The NT Supreme Court has ruled that a permit to clear more than 20,000 hectares of native vegetation at Maryfield Station southeast of Katherine is invalid. This outcome follows a landmark legal challenge by the Environmental Defenders Office NT (EDONT) on behalf of the Environment Centre NT.
The NT Environment Protection Authority (NTEPA) is established to protect our environment and makes important decisions in that role. The law sets out a process to safeguard the integrity of those important decisions. In this significant case, the NTEPA failed to follow the requirements of its own Act. The decision-making process, best characterised as a confused chain of emails, has been found legally invalid. As a consequence, the permit for the clearing – ultimately granted by the Pastoral Land Board (PLB) following the NTEPA’s flawed process – will now be set aside.
Our environment’s health and prosperity rely on good government and on decisions being made with rigour, careful thought and integrity. Given the importance of this particular decision, which led to the issue of the largest native vegetation clearing permit in the NT’s history, it should concern everyone that the decision-making process was undertaken so poorly.
“This is a significant and important decision of the Court. We are thrilled to have won this case on behalf of our client, the Environment Centre NT” said Gillian Duggin, Principal Lawyer for EDONT. “This judgment has serious consequences for how the NTEPA makes the important decisions which impact on the beautiful Northern Territory environment”.
The NTEPA’s failure should not be looked at in isolation. The government has also failed, by not providing the NTEPA with meaningful guidance in the law about how it should make decisions about critical matters like land clearing and climate change.
Ms Duggin stated “This is an important test case about the decision-making obligations of the NTEPA. However, it also highlights that there remain considerable deficiencies in existing law and policy around environmental assessment, climate change and land clearing in the Northern Territory”.
“The Government must now pass its draft Environmental Protection Bill, amended to include clear guidance and obligations about climate change. It must also progress its climate change strategy and offsets policy as a matter of urgency,” Ms Duggin said.
Shar Molloy, Director of the Environment Centre NT, said, “We thank the Environmental Defenders Office for helping us expose this serious failure of governance. The NorthernTerritory environment is special, that’s why there is deep community concern when they hear about a proposal for deforestation on such a large scale. We are reassured now that the Court has accepted our argument about the inadequate processes within the agency tasked with assessing environmental impacts”.

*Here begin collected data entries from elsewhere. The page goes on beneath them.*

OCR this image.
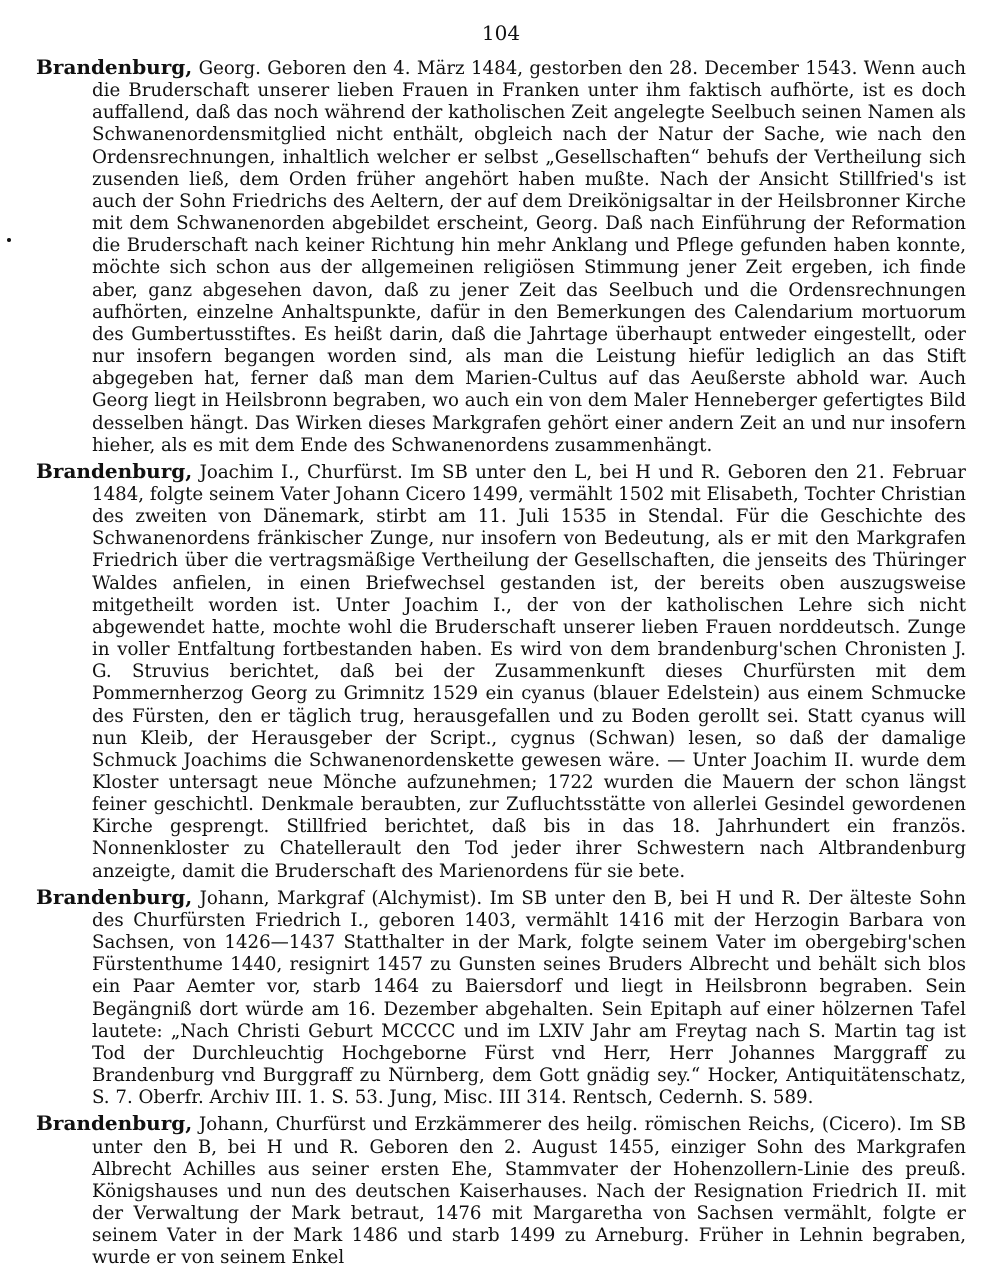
104

Brandenburg, Georg. Geboren den 4. März 1484, gestorben den 28. December 1543. Wenn auch die Bruderschaft unserer lieben Frauen in Franken unter ihm faktisch aufhörte, ist es doch auffallend, daß das noch während der katholischen Zeit angelegte Seelbuch seinen Namen als Schwanenordensmitglied nicht enthält, obgleich nach der Natur der Sache, wie nach den Ordensrechnungen, inhaltlich welcher er selbst „Gesellschaften“ behufs der Vertheilung sich zusenden ließ, dem Orden früher angehört haben mußte. Nach der Ansicht Stillfried's ist auch der Sohn Friedrichs des Aeltern, der auf dem Dreikönigsaltar in der Heilsbronner Kirche mit dem Schwanenorden abgebildet erscheint, Georg. Daß nach Einführung der Reformation die Bruderschaft nach keiner Richtung hin mehr Anklang und Pflege gefunden haben konnte, möchte sich schon aus der allgemeinen religiösen Stimmung jener Zeit ergeben, ich finde aber, ganz abgesehen davon, daß zu jener Zeit das Seelbuch und die Ordensrechnungen aufhörten, einzelne Anhaltspunkte, dafür in den Bemerkungen des Calendarium mortuorum des Gumbertusstiftes. Es heißt darin, daß die Jahrtage überhaupt entweder eingestellt, oder nur insofern begangen worden sind, als man die Leistung hiefür lediglich an das Stift abgegeben hat, ferner daß man dem Marien-Cultus auf das Aeußerste abhold war. Auch Georg liegt in Heilsbronn begraben, wo auch ein von dem Maler Henneberger gefertigtes Bild desselben hängt. Das Wirken dieses Markgrafen gehört einer andern Zeit an und nur insofern hieher, als es mit dem Ende des Schwanenordens zusammenhängt.

Brandenburg, Joachim I., Churfürst. Im SB unter den L, bei H und R. Geboren den 21. Februar 1484, folgte seinem Vater Johann Cicero 1499, vermählt 1502 mit Elisabeth, Tochter Christian des zweiten von Dänemark, stirbt am 11. Juli 1535 in Stendal. Für die Geschichte des Schwanenordens fränkischer Zunge, nur insofern von Bedeutung, als er mit den Markgrafen Friedrich über die vertragsmäßige Vertheilung der Gesellschaften, die jenseits des Thüringer Waldes anfielen, in einen Briefwechsel gestanden ist, der bereits oben auszugsweise mitgetheilt worden ist. Unter Joachim I., der von der katholischen Lehre sich nicht abgewendet hatte, mochte wohl die Bruderschaft unserer lieben Frauen norddeutsch. Zunge in voller Entfaltung fortbestanden haben. Es wird von dem brandenburg'schen Chronisten J. G. Struvius berichtet, daß bei der Zusammenkunft dieses Churfürsten mit dem Pommernherzog Georg zu Grimnitz 1529 ein cyanus (blauer Edelstein) aus einem Schmucke des Fürsten, den er täglich trug, herausgefallen und zu Boden gerollt sei. Statt cyanus will nun Kleib, der Herausgeber der Script., cygnus (Schwan) lesen, so daß der damalige Schmuck Joachims die Schwanenordenskette gewesen wäre. — Unter Joachim II. wurde dem Kloster untersagt neue Mönche aufzunehmen; 1722 wurden die Mauern der schon längst feiner geschichtl. Denkmale beraubten, zur Zufluchtsstätte von allerlei Gesindel gewordenen Kirche gesprengt. Stillfried berichtet, daß bis in das 18. Jahrhundert ein französ. Nonnenkloster zu Chatellerault den Tod jeder ihrer Schwestern nach Altbrandenburg anzeigte, damit die Bruderschaft des Marienordens für sie bete.

Brandenburg, Johann, Markgraf (Alchymist). Im SB unter den B, bei H und R. Der älteste Sohn des Churfürsten Friedrich I., geboren 1403, vermählt 1416 mit der Herzogin Barbara von Sachsen, von 1426—1437 Statthalter in der Mark, folgte seinem Vater im obergebirg'schen Fürstenthume 1440, resignirt 1457 zu Gunsten seines Bruders Albrecht und behält sich blos ein Paar Aemter vor, starb 1464 zu Baiersdorf und liegt in Heilsbronn begraben. Sein Begängniß dort würde am 16. Dezember abgehalten. Sein Epitaph auf einer hölzernen Tafel lautete: „Nach Christi Geburt MCCCC und im LXIV Jahr am Freytag nach S. Martin tag ist Tod der Durchleuchtig Hochgeborne Fürst vnd Herr, Herr Johannes Marggraff zu Brandenburg vnd Burggraff zu Nürnberg, dem Gott gnädig sey.“ Hocker, Antiquitätenschatz, S. 7. Oberfr. Archiv III. 1. S. 53. Jung, Misc. III 314. Rentsch, Cedernh. S. 589.

Brandenburg, Johann, Churfürst und Erzkämmerer des heilg. römischen Reichs, (Cicero). Im SB unter den B, bei H und R. Geboren den 2. August 1455, einziger Sohn des Markgrafen Albrecht Achilles aus seiner ersten Ehe, Stammvater der Hohenzollern-Linie des preuß. Königshauses und nun des deutschen Kaiserhauses. Nach der Resignation Friedrich II. mit der Verwaltung der Mark betraut, 1476 mit Margaretha von Sachsen vermählt, folgte er seinem Vater in der Mark 1486 und starb 1499 zu Arneburg. Früher in Lehnin begraben, wurde er von seinem Enkel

“Fortunately there is now an opportunity for the NTEPA to go away and consider this proposal properly and that must include asking for a comprehensive Environmental Impact Statement, and one that includes a full assessment of the climate change impacts of a land clearing project of this scale.
“It’s imperative that we have strong laws about deforestation and climate change alongside more open process in making environment assessments,” said Ms Molloy.
This is a ground-breaking legal decision, given that this was the single largest land-clearing permit ever to be issued in the NT. The estimated greenhouse gas emissions from this permit would have been 2-3 million tonnes, about 15-20% of the Northern Territory's entire annual emissions. Those emissions are now in abeyance.